The Galax school district had a dropout problem.
The district, located in a small, rural Appalachian town in southwestern Virginia, has 1,400 students, of which 33% are Hispanic, 40% are economically disadvantaged, and 19% are English learners. In the 2023-24 school year, its English-learner population had a 29% dropout rate, compared with 18% ELs statewide.
Elizabeth Stringer-Nunley, the English-learner lead for the district, knew she had to get creative if she wanted to decrease the dropout rate.
In 2023, Stringer-Nunley worked with college officials to launch Primeros Pasos, a mentoring program that pairs Hispanic college students at nearby Virginia Polytechnic Institute and State University, also known as Virginia Tech, with Hispanic high school students from the Galax school district at risk of not graduating.
Now, the program is in its third cohort of students. All the students in the first two cohorts graduated from high school. The English-learner dropout rate in the 2024-25 school year was 7%—a 22 percentage-point decrease from the year prior.

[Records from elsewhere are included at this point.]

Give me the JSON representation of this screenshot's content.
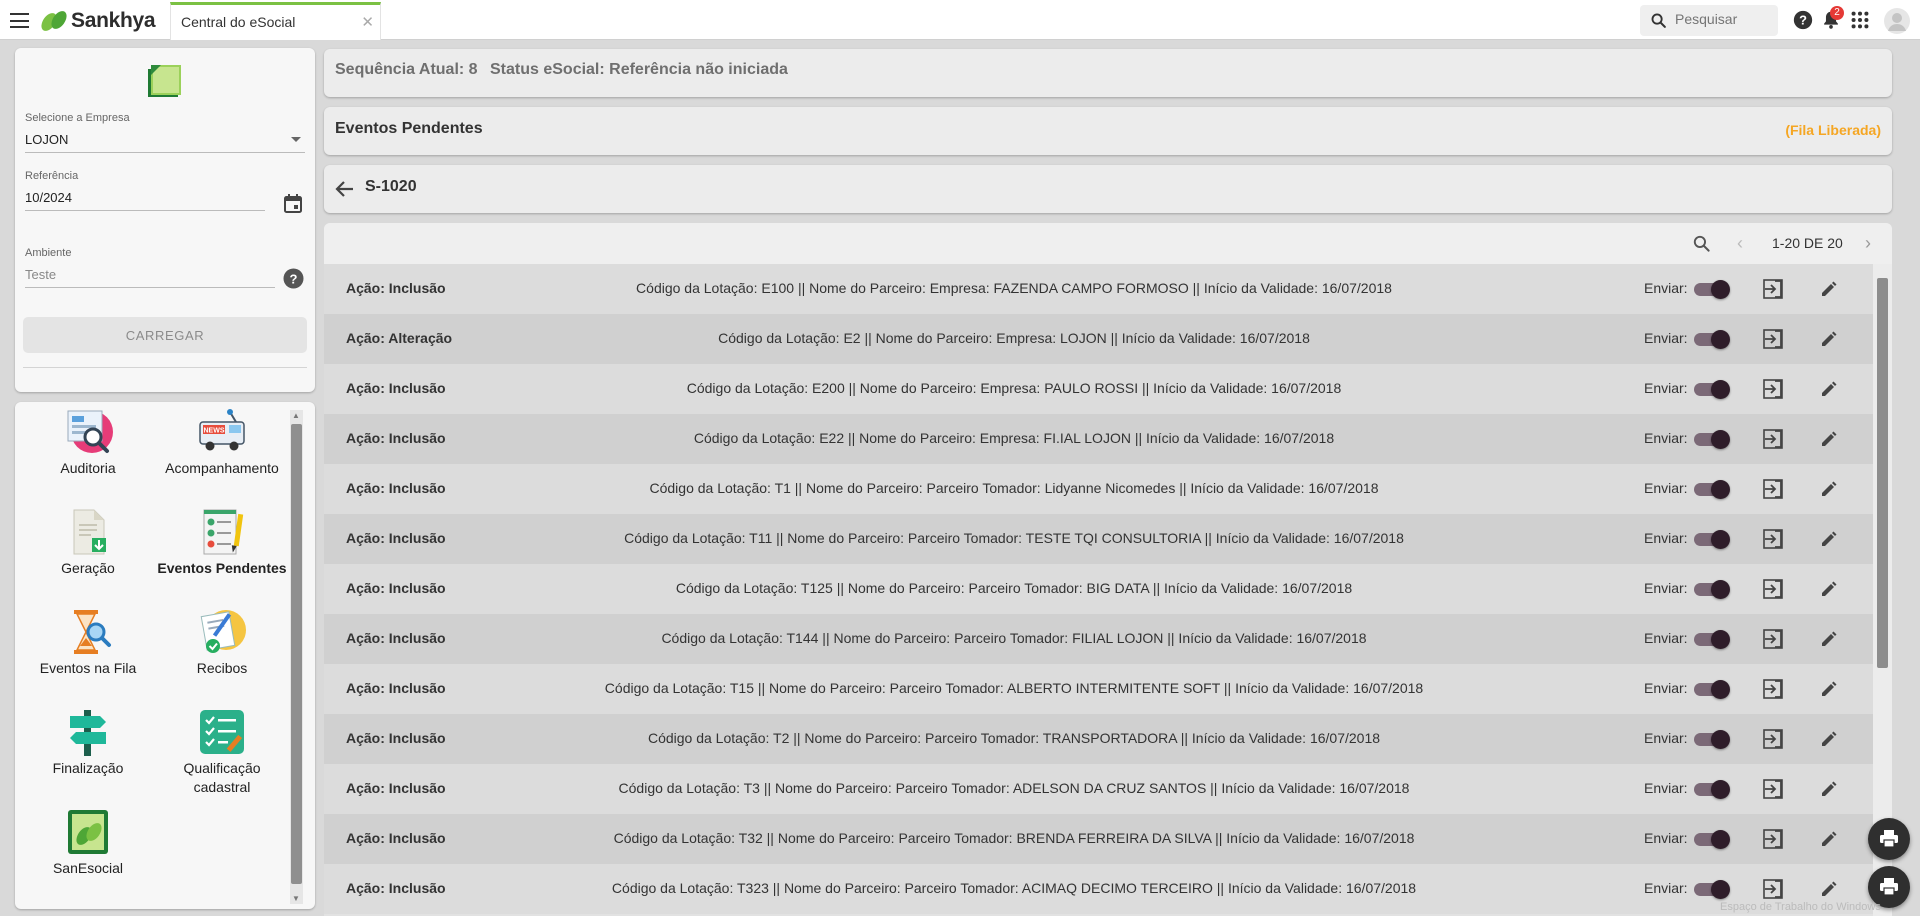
{
  "app": {
    "brand": "Sankhya",
    "tab_label": "Central do eSocial",
    "search_placeholder": "Pesquisar",
    "notification_count": "2",
    "colors": {
      "accent_green": "#7bc143",
      "orange_status": "#f5a623",
      "toggle_knob": "#2f1d2a"
    }
  },
  "form": {
    "empresa_label": "Selecione a Empresa",
    "empresa_value": "LOJON",
    "referencia_label": "Referência",
    "referencia_value": "10/2024",
    "ambiente_label": "Ambiente",
    "ambiente_value": "Teste",
    "load_button": "CARREGAR"
  },
  "menu": {
    "auditoria": "Auditoria",
    "acompanhamento": "Acompanhamento",
    "geracao": "Geração",
    "eventos_pendentes": "Eventos Pendentes",
    "eventos_fila": "Eventos na Fila",
    "recibos": "Recibos",
    "finalizacao": "Finalização",
    "qualificacao_1": "Qualificação",
    "qualificacao_2": "cadastral",
    "sanesocial": "SanEsocial"
  },
  "status": {
    "sequencia": "Sequência Atual: 8",
    "status_esocial": "Status eSocial: Referência não iniciada"
  },
  "pending": {
    "title": "Eventos Pendentes",
    "queue_status": "(Fila Liberada)"
  },
  "event": {
    "code": "S-1020"
  },
  "list": {
    "pagination": "1-20 DE 20",
    "send_label": "Enviar:",
    "rows": [
      {
        "action": "Ação: Inclusão",
        "desc": "Código da Lotação: E100 || Nome do Parceiro: Empresa: FAZENDA CAMPO FORMOSO || Início da Validade: 16/07/2018"
      },
      {
        "action": "Ação: Alteração",
        "desc": "Código da Lotação: E2 || Nome do Parceiro: Empresa: LOJON || Início da Validade: 16/07/2018"
      },
      {
        "action": "Ação: Inclusão",
        "desc": "Código da Lotação: E200 || Nome do Parceiro: Empresa: PAULO ROSSI || Início da Validade: 16/07/2018"
      },
      {
        "action": "Ação: Inclusão",
        "desc": "Código da Lotação: E22 || Nome do Parceiro: Empresa: FI.IAL LOJON || Início da Validade: 16/07/2018"
      },
      {
        "action": "Ação: Inclusão",
        "desc": "Código da Lotação: T1 || Nome do Parceiro: Parceiro Tomador: Lidyanne Nicomedes || Início da Validade: 16/07/2018"
      },
      {
        "action": "Ação: Inclusão",
        "desc": "Código da Lotação: T11 || Nome do Parceiro: Parceiro Tomador: TESTE TQI CONSULTORIA || Início da Validade: 16/07/2018"
      },
      {
        "action": "Ação: Inclusão",
        "desc": "Código da Lotação: T125 || Nome do Parceiro: Parceiro Tomador: BIG DATA || Início da Validade: 16/07/2018"
      },
      {
        "action": "Ação: Inclusão",
        "desc": "Código da Lotação: T144 || Nome do Parceiro: Parceiro Tomador: FILIAL LOJON || Início da Validade: 16/07/2018"
      },
      {
        "action": "Ação: Inclusão",
        "desc": "Código da Lotação: T15 || Nome do Parceiro: Parceiro Tomador: ALBERTO INTERMITENTE SOFT || Início da Validade: 16/07/2018"
      },
      {
        "action": "Ação: Inclusão",
        "desc": "Código da Lotação: T2 || Nome do Parceiro: Parceiro Tomador: TRANSPORTADORA || Início da Validade: 16/07/2018"
      },
      {
        "action": "Ação: Inclusão",
        "desc": "Código da Lotação: T3 || Nome do Parceiro: Parceiro Tomador: ADELSON DA CRUZ SANTOS || Início da Validade: 16/07/2018"
      },
      {
        "action": "Ação: Inclusão",
        "desc": "Código da Lotação: T32 || Nome do Parceiro: Parceiro Tomador: BRENDA FERREIRA DA SILVA || Início da Validade: 16/07/2018"
      },
      {
        "action": "Ação: Inclusão",
        "desc": "Código da Lotação: T323 || Nome do Parceiro: Parceiro Tomador: ACIMAQ DECIMO TERCEIRO || Início da Validade: 16/07/2018"
      }
    ]
  },
  "watermark": "Espaço de Trabalho do Windows"
}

In a conversation with Education Week, Stringer-Nunley, a 2026 Education Week Leader to Learn From, discussed how the program works.
This interview has been edited for length and clarity.

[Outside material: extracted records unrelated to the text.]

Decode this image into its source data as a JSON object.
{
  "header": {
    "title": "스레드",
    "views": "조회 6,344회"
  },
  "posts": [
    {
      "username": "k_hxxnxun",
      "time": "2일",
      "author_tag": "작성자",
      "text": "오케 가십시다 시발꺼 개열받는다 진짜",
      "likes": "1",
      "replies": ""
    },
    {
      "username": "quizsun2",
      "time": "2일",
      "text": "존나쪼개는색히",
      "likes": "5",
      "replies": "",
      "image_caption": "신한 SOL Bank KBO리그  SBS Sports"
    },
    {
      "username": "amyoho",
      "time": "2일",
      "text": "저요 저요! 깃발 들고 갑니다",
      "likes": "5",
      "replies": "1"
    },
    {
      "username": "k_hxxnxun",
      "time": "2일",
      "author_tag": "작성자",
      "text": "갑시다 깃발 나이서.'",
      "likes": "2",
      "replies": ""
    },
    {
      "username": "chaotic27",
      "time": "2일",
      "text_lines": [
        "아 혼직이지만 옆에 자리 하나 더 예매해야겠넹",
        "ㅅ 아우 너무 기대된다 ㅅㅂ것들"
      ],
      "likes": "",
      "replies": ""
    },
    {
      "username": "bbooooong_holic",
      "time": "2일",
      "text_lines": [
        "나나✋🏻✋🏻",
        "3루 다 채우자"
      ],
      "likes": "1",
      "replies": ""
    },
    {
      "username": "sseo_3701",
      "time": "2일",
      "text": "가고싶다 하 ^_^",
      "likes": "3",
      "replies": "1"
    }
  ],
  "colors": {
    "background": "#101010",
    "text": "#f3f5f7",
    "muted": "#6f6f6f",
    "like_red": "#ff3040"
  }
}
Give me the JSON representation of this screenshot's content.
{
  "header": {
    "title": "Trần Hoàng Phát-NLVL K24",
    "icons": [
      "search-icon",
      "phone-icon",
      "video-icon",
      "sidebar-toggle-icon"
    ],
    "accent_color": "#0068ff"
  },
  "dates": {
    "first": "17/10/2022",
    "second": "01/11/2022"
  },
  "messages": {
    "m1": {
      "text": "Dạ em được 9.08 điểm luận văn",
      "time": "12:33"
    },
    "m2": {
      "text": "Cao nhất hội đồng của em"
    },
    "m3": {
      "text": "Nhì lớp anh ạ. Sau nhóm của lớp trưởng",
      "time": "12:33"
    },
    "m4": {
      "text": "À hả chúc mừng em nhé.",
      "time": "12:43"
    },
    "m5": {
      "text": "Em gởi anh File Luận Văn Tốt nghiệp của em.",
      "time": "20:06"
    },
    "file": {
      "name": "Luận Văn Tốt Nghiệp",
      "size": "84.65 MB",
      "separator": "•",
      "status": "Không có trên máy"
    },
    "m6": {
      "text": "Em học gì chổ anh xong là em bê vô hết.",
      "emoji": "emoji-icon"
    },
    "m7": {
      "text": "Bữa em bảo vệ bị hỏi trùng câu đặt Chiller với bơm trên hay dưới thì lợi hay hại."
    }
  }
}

What factors might have contributed to the dropout rate?
Many families are here to work. It’s very hard to keep [students] in school after they’re of age to be able to get a job, because there’s some pressure to help support the family financially. A lot of the families come from areas where education is not the priority. Hard work is the priority. Survival is the priority. There’s not always a lot of support or understanding from home about the importance of education and the doors that it will open up.

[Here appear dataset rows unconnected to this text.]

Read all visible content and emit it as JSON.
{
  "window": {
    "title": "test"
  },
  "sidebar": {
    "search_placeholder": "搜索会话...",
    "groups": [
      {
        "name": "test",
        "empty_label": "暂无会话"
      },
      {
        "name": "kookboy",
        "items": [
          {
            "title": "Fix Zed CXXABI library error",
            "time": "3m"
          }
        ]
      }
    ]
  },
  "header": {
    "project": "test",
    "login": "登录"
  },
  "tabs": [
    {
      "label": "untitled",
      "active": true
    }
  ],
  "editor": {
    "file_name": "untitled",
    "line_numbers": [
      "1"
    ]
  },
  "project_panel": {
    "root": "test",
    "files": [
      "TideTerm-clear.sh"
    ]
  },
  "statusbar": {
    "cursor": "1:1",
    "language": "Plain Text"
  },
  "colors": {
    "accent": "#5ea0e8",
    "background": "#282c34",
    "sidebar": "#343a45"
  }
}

How does the mentorship program work?
We have a kickoff event in late September, early October, where we take our students from Galax to Virginia Tech, and they meet all of the mentors.
When we come back to Galax, the high school students meet with their mentors on Zoom once a week. The mentors check in with grades, attendance, how life has gone that week. They talk about anything that the students are comfortable talking about. It’s an extra person that they have who will just listen. High school students just want to be heard, and a lot of people don’t always have time to just listen to them.
Then once a month, we have in-person visits. Either the mentors from Tech come to Galax, or we go to Tech. The mentors plan activities for them, such as career fairs or speakers, for them to see things beyond high school. It doesn’t have to be college—it can be military, vocational school, career opportunities. I just want them to see everything that is available so that they can choose.
How do you pick the students?
They are invited because they are at risk of not graduating. But that is not what I say to them, of course. I usually present it as a special program that offers additional support for students who might need it for many different reasons, and you have to be invited. It’s a very special program. It would give you a person outside of school who is a college student, from some of the same language and cultural background as you, who would be an additional person [who] can help you through the rest of high school.
Typically, when they hear college student, that’s what hooks them in. They like having a person just for them, and they like the idea of having someone outside of school who’s not a school person who’s gonna get them in trouble for dress code and things like that. And it’s completely optional. If they say no, there is no pushing. No one is forced to do it.
Do you have a success story you want to share?
I would have bet my yearly salary that [this student] would not graduate from high school. He was a challenge from the time he was in elementary school. No support at home. Older brothers had dropped out. He was not always pleasant to be around. Got in trouble a lot.
He was in this program for those reasons. He stuck through it. His mentor was amazing. He graduated from high school last year. First person in his family to graduate from high school. He was so proud. He actually even did [an electrical] lineman program [to be able to work on powerlines], earned his commercial driver’s license, and is working, making more than I make with a master’s degree in education. He’s probably my favorite success out of this program. I don’t think he would have [graduated] had it not been for this program. For 10 years of his life, he had all of us trying and helping, and it took someone who looked like him, who sounded like him, and who had the same background as him to open his eyes to what he could do.
Do you have advice for other districts like yours?
Look for outside resources. This is not something that we would have been able to do here. We’re too small, we’re too rural. We don’t have all these organizations and nonprofits that are in a big city that can help support a school. Reaching out to our nearby universities was priceless, and we found that there were so many college students who wanted to do things like this. There are people out there who have a heart to help. Make those connections, communicate with universities and organizations in your community. It really does take a village.